Justru pada bagian pertimbangan putusan Mahkamah Konstitusi menyatakan, berdasarkan prinsip kebebasan berkumpul dan berserikat, suatu ormas yang tidak mendaftarkan diri pada instansi pemerintah yang berwenang tidak mendapatkan pelayanan dari pemerintah (negara), tetapi negara tidak dapat menetapkan ormas tersebut sebagai ormas terlarang, atau negara juga tidak dapat melarang kegiatan ormas tersebut sepanjang tidak melakukan kegiatan yang mengganggu keamanan, ketertiban umum, atau melakukan pelanggaran hukum.
Ia menyangkal bahwa, ketidakpatuhan pemerintah atas UU Ormas 2017 yang dibuat sendiri dan putusan MK menunjukkan bahwa pemerintah sudah turut menjadi penegak hukum secara ugal-ugalan bahkan brutality dengan melakukan eighenrichting (vandalisme) dalam menjatuhkan sanksi kepada FPI.
"Kecacatan penerbitan SKB Keroyokan ini mestinya menyebabkan SKB tersebut dapat dibatalkan melalui gugatan ke PTUN. Eighenrichting dengan tindakan represif tersebut sebenarnya juga mengindikasikan bahwa pemerintah sedang membunuh demokrasi itu sendiri," tandasnya.
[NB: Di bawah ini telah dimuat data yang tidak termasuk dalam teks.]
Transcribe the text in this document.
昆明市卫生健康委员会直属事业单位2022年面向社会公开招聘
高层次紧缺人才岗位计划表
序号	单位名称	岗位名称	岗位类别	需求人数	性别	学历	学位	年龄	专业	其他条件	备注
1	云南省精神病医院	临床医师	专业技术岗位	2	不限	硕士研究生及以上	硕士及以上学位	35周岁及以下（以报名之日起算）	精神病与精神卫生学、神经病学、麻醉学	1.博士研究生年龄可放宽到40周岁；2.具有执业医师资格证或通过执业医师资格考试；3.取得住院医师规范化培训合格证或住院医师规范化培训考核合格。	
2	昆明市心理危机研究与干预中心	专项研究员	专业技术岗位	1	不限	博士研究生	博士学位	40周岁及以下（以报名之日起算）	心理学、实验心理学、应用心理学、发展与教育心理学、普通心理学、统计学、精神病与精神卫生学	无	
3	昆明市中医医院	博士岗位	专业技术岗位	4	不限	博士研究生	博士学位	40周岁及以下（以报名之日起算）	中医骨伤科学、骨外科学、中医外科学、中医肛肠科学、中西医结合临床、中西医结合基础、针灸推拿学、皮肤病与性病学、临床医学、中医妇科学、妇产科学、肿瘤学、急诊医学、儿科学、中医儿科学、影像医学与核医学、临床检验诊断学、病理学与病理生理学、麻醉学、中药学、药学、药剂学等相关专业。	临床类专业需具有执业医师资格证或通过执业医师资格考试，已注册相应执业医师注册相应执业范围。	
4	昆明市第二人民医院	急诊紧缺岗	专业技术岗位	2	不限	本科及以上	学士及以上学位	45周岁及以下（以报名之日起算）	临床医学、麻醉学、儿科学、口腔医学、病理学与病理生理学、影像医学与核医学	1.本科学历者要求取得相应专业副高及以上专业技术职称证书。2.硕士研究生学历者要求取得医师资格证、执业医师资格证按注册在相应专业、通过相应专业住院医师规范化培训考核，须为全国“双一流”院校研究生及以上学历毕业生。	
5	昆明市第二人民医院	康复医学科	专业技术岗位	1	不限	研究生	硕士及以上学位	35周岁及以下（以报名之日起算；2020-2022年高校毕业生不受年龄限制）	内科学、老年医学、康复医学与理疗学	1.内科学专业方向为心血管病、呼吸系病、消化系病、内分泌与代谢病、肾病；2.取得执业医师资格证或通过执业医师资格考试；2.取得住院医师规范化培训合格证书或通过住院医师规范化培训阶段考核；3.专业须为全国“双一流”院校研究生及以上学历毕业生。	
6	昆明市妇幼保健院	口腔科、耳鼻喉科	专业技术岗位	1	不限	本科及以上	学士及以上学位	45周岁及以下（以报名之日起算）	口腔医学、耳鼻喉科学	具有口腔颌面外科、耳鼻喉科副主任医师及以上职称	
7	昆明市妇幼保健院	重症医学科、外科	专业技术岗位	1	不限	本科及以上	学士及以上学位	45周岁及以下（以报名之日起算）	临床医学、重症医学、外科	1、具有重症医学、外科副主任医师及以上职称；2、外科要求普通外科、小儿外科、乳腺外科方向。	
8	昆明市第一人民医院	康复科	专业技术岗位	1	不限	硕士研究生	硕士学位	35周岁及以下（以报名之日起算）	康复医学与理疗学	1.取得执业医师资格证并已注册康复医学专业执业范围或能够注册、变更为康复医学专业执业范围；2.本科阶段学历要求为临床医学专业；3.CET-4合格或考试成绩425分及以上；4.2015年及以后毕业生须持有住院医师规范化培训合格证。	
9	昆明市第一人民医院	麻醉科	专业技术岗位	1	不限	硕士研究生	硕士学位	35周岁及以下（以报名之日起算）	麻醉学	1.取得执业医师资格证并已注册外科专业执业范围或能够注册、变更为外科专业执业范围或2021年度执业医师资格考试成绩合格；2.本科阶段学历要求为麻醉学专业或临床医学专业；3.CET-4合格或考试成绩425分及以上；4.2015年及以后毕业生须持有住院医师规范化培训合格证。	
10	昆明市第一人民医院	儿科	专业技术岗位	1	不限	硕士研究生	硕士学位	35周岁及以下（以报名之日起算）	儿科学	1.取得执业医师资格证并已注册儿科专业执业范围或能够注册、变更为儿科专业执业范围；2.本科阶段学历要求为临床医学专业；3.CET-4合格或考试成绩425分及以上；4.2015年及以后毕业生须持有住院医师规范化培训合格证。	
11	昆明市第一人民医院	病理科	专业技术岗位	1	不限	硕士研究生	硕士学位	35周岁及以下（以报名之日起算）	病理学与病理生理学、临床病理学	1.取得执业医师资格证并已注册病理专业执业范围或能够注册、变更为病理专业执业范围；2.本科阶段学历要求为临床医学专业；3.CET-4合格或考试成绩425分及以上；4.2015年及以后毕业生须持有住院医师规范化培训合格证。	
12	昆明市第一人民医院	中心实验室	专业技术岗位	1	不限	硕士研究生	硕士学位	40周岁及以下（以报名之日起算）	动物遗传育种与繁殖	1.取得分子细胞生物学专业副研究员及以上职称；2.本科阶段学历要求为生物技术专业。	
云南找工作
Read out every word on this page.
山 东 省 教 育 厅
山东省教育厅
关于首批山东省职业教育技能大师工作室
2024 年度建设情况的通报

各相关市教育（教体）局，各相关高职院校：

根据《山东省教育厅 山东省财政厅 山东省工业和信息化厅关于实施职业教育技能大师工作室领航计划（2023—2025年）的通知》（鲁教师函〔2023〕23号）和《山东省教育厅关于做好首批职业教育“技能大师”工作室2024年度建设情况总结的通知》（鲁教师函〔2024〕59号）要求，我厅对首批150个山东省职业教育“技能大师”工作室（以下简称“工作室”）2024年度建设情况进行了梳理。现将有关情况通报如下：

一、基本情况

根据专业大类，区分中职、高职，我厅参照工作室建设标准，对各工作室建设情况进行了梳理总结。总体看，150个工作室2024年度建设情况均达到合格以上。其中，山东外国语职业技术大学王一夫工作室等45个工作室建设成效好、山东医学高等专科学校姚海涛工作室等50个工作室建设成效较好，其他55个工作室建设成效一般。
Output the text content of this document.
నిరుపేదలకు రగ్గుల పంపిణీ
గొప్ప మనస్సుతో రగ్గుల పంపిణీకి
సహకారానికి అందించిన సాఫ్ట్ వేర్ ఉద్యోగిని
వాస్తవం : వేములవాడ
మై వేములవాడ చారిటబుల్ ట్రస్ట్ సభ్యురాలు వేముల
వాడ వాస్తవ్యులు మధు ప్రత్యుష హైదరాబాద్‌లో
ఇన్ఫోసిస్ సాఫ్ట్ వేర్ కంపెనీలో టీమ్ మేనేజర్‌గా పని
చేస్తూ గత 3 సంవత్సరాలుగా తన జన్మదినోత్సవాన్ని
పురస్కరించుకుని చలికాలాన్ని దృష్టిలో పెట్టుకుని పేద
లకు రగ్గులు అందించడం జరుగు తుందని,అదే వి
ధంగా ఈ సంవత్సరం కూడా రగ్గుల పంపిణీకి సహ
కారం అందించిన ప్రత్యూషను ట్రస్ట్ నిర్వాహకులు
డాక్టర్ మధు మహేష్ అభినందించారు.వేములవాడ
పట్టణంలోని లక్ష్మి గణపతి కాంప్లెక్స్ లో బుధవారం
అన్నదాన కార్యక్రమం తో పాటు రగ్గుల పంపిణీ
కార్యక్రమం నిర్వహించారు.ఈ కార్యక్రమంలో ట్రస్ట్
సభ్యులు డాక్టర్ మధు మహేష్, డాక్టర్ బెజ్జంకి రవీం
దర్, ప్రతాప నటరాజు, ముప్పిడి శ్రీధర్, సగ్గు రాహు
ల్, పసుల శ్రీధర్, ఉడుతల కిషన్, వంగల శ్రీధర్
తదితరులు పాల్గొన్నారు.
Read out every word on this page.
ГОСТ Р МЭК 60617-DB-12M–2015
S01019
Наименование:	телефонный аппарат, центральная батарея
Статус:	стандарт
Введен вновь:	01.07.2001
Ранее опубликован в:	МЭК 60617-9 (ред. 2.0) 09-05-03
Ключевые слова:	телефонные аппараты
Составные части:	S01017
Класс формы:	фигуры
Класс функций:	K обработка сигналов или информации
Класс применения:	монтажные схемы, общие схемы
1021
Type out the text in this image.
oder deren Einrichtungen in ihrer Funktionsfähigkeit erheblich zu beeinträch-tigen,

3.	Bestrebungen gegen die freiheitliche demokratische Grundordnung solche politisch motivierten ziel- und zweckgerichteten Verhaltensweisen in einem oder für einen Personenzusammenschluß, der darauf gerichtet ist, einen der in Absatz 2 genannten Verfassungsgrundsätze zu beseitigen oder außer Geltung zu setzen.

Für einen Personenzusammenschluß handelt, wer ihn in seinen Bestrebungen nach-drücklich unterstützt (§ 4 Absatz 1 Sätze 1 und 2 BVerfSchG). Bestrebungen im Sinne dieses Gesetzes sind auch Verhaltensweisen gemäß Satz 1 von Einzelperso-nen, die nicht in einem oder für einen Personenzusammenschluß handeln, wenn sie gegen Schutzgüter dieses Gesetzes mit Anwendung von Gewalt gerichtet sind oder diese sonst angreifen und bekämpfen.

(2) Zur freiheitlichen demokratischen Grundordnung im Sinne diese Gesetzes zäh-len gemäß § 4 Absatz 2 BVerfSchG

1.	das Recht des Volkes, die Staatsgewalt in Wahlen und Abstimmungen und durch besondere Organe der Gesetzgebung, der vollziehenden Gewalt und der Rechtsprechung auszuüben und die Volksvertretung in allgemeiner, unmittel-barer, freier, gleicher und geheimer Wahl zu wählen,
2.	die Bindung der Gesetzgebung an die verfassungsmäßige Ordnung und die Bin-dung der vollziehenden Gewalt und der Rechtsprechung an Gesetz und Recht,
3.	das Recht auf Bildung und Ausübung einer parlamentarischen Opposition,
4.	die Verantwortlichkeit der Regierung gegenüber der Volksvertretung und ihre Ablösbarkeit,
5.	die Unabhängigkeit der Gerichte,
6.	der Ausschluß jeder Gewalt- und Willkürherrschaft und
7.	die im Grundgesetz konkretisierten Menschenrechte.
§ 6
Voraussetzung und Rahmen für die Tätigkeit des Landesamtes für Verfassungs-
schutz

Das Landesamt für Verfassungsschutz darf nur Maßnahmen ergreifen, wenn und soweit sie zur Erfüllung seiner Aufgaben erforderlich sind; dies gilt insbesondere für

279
Dia mengatakan, Pemerintah betul-betul telah menjadi extractive institution, pengayak tunggal penerapan sanksi atas dugaan pelanggaran hukum oleh Ormas tertentu. Padahal hak untuk berserikat, berkumpul itu termasuk HAM yang seharusnya dihormati, dihargai dan dilindungi oleh Pemerintah Negara yang mengaku dirinya sebagai negada demokratis.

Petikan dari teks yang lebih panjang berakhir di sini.